Di seguito un recap dei principali annunci:

I contenuti sono stati i principali protagonisti dell’Xbox & Bethesda Games Showcase, durante il quale sono stati mostrati nuovissimi titoli: dai giochi blockbuster tripla A fino ad arrivare ai capolavori indie. Sono stati mostrati 30 titoli, 27 dei quali in arrivo su Xbox Game Pass. Ogni singolo titolo per console mostrato durante l’evento è stato ottimizzato per Xbox Series X e Series S, al fine di offrire performance, velocità e feature next-gen. Xbox ha inoltre annunciato che, a partire da adesso fino alla fine dell’anno, verranno rilasciati nuovi giochi ogni mese, disponibili su Xbox Game Pass a partire dal Day One, tra cui cinque nuovi titoli degli Xbox Games Studios:

– Halo Infinite, in arrivo entro la fine dell’anno, includerà per la prima volta nella sua leggendaria storia il multiplayer free-to-play, con l’opportunità di creare la più grande community di Halo mai esistita.

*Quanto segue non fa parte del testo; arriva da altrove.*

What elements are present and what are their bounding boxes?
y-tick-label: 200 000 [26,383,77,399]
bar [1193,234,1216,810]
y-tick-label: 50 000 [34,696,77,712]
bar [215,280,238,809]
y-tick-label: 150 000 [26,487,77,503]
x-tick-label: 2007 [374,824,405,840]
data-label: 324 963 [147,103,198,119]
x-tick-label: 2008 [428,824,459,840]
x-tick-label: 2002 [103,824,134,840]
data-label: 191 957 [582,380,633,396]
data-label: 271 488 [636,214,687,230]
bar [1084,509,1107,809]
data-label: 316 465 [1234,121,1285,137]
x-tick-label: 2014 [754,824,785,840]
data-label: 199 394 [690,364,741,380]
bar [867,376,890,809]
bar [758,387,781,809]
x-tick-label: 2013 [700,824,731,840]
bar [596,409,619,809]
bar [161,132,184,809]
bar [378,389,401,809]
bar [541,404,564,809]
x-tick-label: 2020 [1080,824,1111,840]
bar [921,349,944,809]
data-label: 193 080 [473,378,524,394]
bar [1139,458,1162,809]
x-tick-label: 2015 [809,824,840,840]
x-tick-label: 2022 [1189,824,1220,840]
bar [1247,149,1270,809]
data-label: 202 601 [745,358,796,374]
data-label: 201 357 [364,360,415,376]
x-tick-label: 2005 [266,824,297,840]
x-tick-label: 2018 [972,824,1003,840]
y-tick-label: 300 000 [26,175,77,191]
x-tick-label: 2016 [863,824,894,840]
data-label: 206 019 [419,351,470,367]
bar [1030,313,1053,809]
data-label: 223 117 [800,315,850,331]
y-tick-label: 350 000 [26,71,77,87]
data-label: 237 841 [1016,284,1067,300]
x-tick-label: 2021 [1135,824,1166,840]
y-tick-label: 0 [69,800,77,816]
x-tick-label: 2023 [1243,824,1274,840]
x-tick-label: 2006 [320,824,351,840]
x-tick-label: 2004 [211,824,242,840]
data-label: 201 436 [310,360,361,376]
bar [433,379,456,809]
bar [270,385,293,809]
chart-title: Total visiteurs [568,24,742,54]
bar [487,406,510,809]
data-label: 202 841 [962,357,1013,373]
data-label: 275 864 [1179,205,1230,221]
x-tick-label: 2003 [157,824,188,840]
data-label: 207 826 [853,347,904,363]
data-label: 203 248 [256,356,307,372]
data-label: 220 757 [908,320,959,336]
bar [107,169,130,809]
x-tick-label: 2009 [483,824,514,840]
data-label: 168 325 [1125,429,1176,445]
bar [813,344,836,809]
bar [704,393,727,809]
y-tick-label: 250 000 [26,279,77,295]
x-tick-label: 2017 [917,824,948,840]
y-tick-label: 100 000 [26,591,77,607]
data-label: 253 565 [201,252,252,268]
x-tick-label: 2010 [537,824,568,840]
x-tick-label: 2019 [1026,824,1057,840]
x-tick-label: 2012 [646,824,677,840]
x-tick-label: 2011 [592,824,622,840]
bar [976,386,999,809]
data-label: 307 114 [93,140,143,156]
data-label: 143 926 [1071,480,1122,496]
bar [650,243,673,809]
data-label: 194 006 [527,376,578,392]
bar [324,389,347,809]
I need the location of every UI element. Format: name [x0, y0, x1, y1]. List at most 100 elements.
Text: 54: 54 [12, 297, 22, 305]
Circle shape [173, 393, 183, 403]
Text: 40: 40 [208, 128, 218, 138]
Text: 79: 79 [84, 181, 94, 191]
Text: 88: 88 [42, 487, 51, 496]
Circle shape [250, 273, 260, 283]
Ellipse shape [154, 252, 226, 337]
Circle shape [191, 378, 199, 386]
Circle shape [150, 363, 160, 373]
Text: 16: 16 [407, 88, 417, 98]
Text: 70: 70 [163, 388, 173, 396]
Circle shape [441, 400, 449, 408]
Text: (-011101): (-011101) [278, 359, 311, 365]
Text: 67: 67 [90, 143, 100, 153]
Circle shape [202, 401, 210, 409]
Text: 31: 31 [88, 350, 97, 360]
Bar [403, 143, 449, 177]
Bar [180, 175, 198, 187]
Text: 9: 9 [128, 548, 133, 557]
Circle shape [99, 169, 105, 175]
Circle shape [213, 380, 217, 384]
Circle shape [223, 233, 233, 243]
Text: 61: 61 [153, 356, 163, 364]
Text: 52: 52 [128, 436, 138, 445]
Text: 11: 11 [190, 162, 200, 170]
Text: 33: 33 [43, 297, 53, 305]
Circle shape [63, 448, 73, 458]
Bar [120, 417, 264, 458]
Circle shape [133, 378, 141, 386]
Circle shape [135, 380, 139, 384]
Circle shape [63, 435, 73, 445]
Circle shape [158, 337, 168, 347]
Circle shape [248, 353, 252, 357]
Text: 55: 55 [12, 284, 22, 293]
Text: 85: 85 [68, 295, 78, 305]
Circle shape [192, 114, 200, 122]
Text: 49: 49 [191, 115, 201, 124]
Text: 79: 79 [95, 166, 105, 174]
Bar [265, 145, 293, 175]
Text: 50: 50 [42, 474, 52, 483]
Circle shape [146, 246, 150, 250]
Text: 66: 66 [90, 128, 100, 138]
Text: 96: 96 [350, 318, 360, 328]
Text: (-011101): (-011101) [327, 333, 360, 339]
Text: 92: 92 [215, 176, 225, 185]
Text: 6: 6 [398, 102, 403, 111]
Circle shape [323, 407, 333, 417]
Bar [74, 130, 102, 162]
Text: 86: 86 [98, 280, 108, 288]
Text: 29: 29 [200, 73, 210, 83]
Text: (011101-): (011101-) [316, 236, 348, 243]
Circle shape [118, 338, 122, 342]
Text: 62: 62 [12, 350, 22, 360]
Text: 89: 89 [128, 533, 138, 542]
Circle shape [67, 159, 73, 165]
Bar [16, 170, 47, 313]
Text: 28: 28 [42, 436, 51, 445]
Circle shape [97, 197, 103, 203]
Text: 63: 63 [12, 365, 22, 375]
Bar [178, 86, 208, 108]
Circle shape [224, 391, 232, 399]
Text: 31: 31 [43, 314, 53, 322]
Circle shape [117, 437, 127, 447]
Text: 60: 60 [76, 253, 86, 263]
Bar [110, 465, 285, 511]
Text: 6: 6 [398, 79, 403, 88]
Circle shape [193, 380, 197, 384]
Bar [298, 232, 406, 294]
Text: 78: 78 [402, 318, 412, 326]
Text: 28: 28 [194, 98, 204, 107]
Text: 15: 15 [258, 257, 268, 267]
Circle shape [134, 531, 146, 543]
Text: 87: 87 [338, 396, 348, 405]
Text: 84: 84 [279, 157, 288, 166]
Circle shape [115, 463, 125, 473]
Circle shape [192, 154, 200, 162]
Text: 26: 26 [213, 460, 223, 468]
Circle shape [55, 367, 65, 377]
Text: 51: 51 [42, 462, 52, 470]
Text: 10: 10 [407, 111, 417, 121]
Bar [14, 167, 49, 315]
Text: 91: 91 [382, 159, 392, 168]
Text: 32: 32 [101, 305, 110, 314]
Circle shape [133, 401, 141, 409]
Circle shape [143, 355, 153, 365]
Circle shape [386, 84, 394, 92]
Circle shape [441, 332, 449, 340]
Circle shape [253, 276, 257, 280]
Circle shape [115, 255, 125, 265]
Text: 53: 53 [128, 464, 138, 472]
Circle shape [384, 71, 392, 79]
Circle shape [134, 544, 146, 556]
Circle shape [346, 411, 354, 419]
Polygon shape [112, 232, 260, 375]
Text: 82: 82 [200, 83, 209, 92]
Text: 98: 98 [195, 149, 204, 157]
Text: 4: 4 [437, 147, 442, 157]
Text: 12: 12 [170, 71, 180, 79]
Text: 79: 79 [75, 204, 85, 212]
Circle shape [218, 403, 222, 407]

– Forza Horizon 5, disponibile dal 9 novembre, è uno spettacolo next-gen vivace e presenta l’open world più ampio e variegato di sempre nella storia del franchise Forza Horizon, grazie alla potenza di Xbox Series X.

– Age of Empires IV, il prossimo sequel dell’amata serie di strategia per PC, arriverà il 28 ottobre.

– Psychonauts 2, il seguito della classica commedia videoludica di culto del 2005, sviluppata dal premiato team di Double Fine Productions, sarà disponibile dal 25 agosto.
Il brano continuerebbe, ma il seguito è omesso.